This image is the official album cover for 'Public Storage' by Hana Vu</i<

What would happen to all of the unused holiday decorations, the winter clothes in boxes, the family heirlooms that live in storage units at the end of the world? Hana Vu finds herself with this question on her latest release, Public Storage, released on Ghostly this month. The inspiration for the album was the idea of the storage unit, “these public expressions of thought, feelings, baggage, experiences that accumulate every year and fill little units such as ‘albums.’” From the album, it doesn’t look as though Vu is taking a look through her family’s storage unit, but rather snooping around strangers’ units that have been left behind, attempting to create some sort of intimacy but often not quite reaching it.

The album spans through isolated piano, ripping guitar, bedroom pop and disco synth influences, grounded by Vu’s vocals. “April Fool” opens with a piano that leads to Vu’s pleading vocals. She stands alone in a dark storage unit, surrounded by a stranger’s life, and the door opens to blind her in the sun. The title track, “Public Storage” feels a bit lost in its world. The guitar builds up toward some angst, but it doesn’t quite know where or why it is going where it goes. The lyrics do not do the work of moving the track either, with vague questions like “Do you believe in family?”; Vu is attempting to prove something, but it is unclear what is being proven. 

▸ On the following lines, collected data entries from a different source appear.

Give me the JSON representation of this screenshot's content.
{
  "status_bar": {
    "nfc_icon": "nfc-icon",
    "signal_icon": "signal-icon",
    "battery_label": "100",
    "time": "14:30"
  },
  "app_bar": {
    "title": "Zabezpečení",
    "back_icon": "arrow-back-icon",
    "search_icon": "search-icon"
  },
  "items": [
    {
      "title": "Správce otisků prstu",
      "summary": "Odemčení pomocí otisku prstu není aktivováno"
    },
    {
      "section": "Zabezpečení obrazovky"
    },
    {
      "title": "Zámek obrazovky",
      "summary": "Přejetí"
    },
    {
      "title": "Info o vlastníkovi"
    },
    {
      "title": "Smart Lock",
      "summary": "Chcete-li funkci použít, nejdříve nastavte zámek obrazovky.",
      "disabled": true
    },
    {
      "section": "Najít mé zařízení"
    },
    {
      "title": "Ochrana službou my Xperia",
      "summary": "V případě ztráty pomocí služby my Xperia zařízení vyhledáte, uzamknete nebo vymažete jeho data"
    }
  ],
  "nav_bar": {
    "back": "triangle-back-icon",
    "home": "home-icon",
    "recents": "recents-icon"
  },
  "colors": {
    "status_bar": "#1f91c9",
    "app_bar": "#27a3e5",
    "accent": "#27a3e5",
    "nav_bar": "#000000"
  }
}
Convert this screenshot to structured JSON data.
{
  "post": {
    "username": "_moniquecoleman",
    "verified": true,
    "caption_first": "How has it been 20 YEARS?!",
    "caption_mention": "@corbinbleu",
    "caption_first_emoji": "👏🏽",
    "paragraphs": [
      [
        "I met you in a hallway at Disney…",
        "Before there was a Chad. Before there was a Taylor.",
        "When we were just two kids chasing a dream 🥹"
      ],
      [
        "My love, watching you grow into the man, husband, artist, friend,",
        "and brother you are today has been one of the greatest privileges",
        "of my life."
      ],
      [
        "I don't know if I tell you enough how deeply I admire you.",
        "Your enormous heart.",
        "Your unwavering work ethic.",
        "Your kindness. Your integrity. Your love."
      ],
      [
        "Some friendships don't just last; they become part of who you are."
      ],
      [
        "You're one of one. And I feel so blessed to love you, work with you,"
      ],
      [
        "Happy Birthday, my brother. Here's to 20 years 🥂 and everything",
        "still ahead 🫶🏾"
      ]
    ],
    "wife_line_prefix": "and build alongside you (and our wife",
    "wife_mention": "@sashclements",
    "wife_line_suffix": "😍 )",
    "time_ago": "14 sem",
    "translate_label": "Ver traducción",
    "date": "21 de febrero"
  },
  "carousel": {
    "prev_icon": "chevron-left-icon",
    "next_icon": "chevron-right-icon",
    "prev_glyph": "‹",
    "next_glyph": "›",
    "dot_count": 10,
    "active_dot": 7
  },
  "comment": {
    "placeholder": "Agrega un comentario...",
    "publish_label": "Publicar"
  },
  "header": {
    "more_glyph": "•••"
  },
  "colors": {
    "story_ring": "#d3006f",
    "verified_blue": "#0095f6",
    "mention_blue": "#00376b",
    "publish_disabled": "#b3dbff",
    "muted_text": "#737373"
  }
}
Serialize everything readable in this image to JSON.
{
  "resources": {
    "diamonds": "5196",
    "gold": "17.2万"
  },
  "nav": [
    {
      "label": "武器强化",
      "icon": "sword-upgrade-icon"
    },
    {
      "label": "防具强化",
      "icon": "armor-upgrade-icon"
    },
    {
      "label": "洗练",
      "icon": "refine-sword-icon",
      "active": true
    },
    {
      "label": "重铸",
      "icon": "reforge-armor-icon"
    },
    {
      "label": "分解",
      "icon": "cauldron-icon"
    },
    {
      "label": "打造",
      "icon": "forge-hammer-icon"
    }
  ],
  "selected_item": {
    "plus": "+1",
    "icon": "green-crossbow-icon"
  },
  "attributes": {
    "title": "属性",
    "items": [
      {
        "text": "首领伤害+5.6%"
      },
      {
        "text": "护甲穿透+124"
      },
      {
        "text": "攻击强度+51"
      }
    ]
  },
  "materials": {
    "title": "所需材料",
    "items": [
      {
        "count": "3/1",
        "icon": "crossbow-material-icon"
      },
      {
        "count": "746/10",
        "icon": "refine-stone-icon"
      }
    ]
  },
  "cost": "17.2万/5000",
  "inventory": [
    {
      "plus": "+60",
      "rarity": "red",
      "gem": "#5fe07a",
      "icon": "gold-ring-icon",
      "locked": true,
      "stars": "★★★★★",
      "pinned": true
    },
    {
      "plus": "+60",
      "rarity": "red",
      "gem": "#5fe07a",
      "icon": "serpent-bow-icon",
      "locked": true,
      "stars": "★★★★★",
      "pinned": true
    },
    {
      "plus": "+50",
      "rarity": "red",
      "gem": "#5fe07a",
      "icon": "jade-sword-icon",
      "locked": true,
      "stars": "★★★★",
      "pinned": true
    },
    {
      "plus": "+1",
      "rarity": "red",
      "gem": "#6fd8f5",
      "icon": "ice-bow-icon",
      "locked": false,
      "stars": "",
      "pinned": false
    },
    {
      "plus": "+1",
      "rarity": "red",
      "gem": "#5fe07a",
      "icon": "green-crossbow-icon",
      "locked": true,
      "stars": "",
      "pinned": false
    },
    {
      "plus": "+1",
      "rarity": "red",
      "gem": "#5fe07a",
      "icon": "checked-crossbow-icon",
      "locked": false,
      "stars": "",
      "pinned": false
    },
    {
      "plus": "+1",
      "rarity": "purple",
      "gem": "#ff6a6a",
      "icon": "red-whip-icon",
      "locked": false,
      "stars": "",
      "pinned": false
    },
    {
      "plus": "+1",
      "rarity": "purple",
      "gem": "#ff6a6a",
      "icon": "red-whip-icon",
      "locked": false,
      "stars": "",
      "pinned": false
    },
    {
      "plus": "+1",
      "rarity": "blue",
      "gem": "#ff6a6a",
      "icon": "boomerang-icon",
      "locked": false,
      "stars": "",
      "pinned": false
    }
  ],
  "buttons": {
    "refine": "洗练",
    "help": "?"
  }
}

A few of the tracks call to other pieces, and they all seem to shine. “Aubade” calls to Phillip Larken’s “Aubade,” a look into the eyes of death. Vu contrasts the darkness of the reference with a pop track with self-deprecating lyrics that shine: “If you stay the night I’ll have a new face, someone with a bright eye nothing like me.” Another track, “Keeper,” was made while Vu was only listening to “Running Up That Hill” by Kate Bush. The song has a darkness that moves upward through the sounds of the guitar distorting. “My House” starts off the back half of the album after Diana Ross’s “It’s My House.” The track builds around the most angsty guitar arrangement on the track, and Vu’s vocals plead to “make my house a home,” where the house collapses and falls apart around her.  

The second half of the album has some of the best moments, like in “World’s Worst,” which opens with strings, and Vu’s voice echoes on itself. We imagine her again digging amongst the storage units, comparing her life to the strangers she yearns to understand. “I’m nothing but the world’s worst color oh, I’ll stain your skin.” Henry Moser’s addition of the flute and sax make the track dynamic and lively. Tracks like “Anything Striking” and “I Got” embody the claustrophobic feeling of intense isolation, influenced by the pandemic but also into the world of Public Storage, with Vu at the end of the world, tucking herself in under a mountain she created of all of the things left in the storage units. The album ends on “Maker,” a track that opens with an enchanting string arrangement. The track is Vu’s final call and plead to some higher power. She digs herself out from the bottom of the mountain of things she made, climbs to the top and makes a deal with God. 

Public Storage enters Hana Vu’s discography that seems to be at just the beginning. At 21, Vu has already progressed from playing surf rock to bedroom pop to a beautiful mixing of genre and style, where each track feels like its own moment in time.